A pool of potential geothermal energy has been lying dormant in the Meager Mountain area since it was first discovered there about 20 years ago.
In the last four weeks however, the Meager Creek Development Company (MCDC), a wholly-owned subsidiary of North Pacific GeoPower Corp., has renewed its efforts to develop this "green" energy source.
Using three small wells, the company has recently started test drilling in the area, which is located about 70 kilometres west of Pemberton.
"It's very early days," said Craig Aspinall who is a consultant with MCDC. "We won't know if we have a project for two years."
The company will have to sink approximately $20 million into drilling and testing in order to find out if there is enough steaming water there to make it a commercially viable project.
"We fully expect there will be a market (in the future)," he said. "The California experience has given everyone a wake up call and a scare."
Between 1974 and 1982, B.C. Hydro spent about $30 million in a complete geothermal survey of the province.
That survey identified the Meager Mountain area as the prime geothermal site in B.C. The exploration showed there was a 250 degrees centigrade geothermal reservoir on the southern side of the mountain and the probability of a similar resource on the northeast side at Pebble Creek.
Hydro abandoned attempts to develop the site in the early 80s because the country was plunging into an economic recession and there was an abundance of relatively cheap hydroelectric energy and low-priced fossil fuels on the market at that time.
In 1988 MCDC picked up the geothermal lease and is now exploring the possibilities that lie thousands of metres below the earth's surface.
Extracting hot water from the bowels of the earth is a process similar to drilling for oil.

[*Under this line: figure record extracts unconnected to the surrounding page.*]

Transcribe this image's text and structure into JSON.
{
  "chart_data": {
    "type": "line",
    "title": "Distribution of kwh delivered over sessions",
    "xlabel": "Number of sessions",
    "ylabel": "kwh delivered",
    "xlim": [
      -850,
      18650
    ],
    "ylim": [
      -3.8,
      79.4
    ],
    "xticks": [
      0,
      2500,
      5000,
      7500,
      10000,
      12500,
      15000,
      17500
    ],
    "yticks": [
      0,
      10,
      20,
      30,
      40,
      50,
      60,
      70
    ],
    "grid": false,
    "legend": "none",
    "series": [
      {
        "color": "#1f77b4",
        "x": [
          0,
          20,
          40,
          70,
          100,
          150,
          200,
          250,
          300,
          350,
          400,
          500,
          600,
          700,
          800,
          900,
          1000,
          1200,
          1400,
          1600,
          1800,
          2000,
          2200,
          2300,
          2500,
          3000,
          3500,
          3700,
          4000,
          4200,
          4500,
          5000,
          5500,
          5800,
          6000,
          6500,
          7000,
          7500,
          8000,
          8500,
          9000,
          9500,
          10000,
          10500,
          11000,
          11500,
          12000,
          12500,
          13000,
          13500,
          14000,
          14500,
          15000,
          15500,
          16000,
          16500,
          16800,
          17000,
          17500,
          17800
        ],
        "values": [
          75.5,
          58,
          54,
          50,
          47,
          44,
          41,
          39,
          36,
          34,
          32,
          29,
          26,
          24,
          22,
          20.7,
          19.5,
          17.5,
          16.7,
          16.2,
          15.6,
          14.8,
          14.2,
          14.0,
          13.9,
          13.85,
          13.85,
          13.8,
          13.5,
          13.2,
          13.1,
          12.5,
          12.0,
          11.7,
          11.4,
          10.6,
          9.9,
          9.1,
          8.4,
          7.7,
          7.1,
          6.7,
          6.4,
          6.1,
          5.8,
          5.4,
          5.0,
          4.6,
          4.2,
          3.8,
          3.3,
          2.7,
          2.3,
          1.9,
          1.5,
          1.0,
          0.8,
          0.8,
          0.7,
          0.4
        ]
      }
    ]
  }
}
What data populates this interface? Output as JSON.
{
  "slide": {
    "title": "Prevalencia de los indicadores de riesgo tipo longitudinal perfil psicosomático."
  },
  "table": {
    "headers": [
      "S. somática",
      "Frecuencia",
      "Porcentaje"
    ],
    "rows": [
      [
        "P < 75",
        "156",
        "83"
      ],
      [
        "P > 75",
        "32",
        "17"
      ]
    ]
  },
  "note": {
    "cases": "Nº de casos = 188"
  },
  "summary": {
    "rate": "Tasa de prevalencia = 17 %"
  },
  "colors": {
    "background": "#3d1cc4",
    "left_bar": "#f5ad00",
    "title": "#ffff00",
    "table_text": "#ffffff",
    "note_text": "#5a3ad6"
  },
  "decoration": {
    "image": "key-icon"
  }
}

Once the hot water is extracted, it moves into a plant where it turns turbines, which in turn produce energy.
The company has a permit for the first stage of the development process, in which test wells will be drilled up to 3,500 feet below the earths surface to ensure that the hot water is able to flow and move into a steam plant.
If the tests come back positive, MCDC will have to obtain another permit before moving to the second stage of production, scheduled for March 2002. This stage will determine if there is enough volume underground to make the project a commercial success.
The answer should be known by the fall of 2003.
If all goes according to MCDC's plan, they will be able to create a successful geothermal project there with a life span of roughly 30 years.